Under conditions of Globalization the meanings of ‘America’ circulate widely today and there is a mass-mediated common knowledge about American life spreading across the world. Yet, wherever we are in the world, we perceive and understand the United States from regional and local perspectives, and in response to cultural, political and economic imperatives of our own locations. The Clinton Institute will work to broaden and deepen knowledge of the United States from a distinctively Irish perspective and advance study of Irish-US relations in historical and contemporary frames.
Ireland’s relationship with the US is a long and complex one. The history of Irish immigration to the US has proved the foundation for vital cultural, political and economic relations today, and strong bonds of shared identity – almost 40 million Americans cited Irish descent at the last census.
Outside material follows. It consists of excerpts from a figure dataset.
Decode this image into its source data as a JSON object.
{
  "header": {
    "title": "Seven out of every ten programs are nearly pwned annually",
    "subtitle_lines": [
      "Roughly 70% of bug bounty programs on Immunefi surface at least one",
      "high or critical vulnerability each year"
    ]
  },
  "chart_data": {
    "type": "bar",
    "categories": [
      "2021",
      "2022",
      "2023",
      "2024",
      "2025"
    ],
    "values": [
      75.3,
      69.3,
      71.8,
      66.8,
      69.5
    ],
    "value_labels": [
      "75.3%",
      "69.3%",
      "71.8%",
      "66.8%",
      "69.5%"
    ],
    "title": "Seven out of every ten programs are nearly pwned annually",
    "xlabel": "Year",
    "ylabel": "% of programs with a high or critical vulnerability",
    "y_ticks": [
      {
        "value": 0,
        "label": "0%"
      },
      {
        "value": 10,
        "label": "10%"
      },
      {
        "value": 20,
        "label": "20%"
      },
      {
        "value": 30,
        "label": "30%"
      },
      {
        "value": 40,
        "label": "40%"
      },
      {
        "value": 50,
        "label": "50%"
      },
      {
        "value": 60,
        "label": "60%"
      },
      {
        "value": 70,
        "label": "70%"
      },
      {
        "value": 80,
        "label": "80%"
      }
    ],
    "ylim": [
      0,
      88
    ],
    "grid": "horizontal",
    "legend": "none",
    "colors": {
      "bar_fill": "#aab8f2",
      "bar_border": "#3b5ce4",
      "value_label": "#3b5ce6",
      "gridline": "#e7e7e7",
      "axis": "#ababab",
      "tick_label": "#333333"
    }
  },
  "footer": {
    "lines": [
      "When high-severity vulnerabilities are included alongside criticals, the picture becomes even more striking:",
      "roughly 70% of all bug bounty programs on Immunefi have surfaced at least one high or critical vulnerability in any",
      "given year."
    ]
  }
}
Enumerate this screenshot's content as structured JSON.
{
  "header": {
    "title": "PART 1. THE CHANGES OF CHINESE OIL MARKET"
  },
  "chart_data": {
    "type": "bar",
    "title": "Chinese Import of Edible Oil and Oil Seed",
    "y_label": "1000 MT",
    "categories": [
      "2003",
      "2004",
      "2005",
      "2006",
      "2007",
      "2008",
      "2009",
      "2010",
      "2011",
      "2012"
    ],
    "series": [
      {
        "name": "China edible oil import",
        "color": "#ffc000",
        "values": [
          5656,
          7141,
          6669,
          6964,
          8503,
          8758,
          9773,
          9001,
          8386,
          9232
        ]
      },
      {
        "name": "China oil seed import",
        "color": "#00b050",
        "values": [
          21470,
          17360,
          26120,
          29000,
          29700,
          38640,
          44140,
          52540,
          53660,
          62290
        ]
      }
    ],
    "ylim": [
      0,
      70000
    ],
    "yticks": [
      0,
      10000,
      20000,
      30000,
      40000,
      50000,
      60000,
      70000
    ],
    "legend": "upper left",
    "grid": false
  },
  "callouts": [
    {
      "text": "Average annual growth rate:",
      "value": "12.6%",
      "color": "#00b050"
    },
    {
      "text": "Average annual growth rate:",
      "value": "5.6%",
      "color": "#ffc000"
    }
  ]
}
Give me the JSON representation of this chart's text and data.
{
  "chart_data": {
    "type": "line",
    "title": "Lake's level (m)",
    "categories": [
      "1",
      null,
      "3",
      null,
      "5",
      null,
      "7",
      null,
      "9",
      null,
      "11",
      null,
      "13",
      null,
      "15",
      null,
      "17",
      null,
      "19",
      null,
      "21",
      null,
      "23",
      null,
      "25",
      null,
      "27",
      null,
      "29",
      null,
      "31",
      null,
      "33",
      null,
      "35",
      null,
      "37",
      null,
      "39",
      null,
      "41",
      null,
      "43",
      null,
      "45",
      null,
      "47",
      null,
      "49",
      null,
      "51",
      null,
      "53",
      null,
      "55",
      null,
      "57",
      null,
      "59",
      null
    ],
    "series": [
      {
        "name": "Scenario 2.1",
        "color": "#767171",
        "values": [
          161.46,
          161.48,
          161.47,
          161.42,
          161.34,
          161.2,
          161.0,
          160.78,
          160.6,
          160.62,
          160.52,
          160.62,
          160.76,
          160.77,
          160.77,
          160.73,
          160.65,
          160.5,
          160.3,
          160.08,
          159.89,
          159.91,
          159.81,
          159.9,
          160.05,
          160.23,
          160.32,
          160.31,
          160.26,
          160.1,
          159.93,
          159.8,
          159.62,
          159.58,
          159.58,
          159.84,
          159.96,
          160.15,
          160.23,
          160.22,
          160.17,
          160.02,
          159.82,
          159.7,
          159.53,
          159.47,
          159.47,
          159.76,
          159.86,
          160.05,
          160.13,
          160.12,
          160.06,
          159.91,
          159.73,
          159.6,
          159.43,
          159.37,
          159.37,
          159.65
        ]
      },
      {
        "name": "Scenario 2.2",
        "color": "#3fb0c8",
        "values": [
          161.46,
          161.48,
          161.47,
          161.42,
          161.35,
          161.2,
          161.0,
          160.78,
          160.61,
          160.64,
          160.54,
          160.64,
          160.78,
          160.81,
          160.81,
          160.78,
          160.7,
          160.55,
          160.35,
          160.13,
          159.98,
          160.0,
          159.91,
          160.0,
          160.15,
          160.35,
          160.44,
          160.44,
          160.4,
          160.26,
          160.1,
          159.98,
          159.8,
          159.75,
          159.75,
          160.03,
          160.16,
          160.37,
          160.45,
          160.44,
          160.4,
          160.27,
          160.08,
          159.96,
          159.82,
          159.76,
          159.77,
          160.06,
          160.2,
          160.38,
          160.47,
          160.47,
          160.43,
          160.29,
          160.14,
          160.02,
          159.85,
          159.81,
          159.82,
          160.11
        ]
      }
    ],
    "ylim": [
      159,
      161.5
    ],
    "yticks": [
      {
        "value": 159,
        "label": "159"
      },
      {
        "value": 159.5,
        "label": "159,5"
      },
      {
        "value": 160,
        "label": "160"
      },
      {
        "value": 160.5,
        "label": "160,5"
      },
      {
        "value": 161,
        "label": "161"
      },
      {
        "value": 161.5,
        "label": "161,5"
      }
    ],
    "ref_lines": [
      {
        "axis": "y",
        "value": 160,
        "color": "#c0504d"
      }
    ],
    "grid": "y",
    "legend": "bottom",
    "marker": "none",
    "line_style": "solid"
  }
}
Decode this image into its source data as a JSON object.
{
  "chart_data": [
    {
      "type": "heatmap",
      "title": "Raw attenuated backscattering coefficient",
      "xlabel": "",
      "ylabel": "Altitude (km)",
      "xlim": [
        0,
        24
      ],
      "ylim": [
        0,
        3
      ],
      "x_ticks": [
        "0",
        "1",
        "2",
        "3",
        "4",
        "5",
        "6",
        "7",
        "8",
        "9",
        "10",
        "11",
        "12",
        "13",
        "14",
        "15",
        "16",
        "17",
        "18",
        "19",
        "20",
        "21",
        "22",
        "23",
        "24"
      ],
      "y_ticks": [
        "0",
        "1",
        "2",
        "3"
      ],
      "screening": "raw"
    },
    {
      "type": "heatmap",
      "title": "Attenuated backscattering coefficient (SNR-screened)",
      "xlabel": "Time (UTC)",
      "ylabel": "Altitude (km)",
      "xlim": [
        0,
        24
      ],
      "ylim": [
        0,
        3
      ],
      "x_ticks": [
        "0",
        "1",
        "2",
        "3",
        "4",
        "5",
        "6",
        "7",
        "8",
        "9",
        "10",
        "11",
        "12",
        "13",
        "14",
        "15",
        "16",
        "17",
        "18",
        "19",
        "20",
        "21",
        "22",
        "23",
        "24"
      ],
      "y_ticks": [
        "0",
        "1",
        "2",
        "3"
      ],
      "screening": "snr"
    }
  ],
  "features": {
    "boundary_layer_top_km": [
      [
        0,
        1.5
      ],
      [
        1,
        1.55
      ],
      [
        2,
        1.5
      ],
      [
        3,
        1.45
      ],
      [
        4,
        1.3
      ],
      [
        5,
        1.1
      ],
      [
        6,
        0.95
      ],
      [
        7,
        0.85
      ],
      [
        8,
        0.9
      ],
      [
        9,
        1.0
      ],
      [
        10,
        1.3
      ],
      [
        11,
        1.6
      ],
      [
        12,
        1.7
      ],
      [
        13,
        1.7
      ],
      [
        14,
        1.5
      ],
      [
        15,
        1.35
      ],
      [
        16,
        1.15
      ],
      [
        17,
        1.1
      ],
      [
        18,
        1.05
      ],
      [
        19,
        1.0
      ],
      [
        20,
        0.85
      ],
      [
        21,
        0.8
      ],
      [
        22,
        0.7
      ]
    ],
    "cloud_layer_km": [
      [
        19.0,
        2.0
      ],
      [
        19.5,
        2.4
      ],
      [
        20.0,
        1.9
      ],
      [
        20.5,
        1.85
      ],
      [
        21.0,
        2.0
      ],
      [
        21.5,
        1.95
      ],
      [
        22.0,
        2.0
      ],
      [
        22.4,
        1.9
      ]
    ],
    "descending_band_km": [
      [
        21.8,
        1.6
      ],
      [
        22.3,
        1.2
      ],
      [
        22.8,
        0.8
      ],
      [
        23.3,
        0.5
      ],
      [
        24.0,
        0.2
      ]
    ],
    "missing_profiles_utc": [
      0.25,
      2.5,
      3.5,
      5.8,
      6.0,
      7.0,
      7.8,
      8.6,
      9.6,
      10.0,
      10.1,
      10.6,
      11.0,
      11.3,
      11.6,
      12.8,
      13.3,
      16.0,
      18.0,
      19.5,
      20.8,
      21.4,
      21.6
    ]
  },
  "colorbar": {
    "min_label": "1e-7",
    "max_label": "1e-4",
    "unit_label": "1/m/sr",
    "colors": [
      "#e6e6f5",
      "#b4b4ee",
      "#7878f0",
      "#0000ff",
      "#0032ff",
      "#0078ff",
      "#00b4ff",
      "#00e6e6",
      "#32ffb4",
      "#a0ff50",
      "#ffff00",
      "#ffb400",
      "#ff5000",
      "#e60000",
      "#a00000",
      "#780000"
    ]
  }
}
At the same time, Ireland has rapidly emerged in recent years as one of the wealthiest economies in the European Union and a key political presence in the shaping of the ‘new Europe’. Today, there is public discussion of whether Ireland should follow ‘Boston or Berlin’ as symbolic models for policy-making or for imagining the future. Ireland’s contemporary struggle with its own identity and its symbolic transatlantic position make it an ideal vantage point for the study of past, present and future relations between Europe and the US.
The Clinton Institute will play a key role in advancing study of these relations through promotion of American Studies as a unique, interdisciplinary perspective on transatlantic issues. In doing so it will support and supplement this study in association with scholars across Ireland and in dialogue with Irish media, business and political cultures.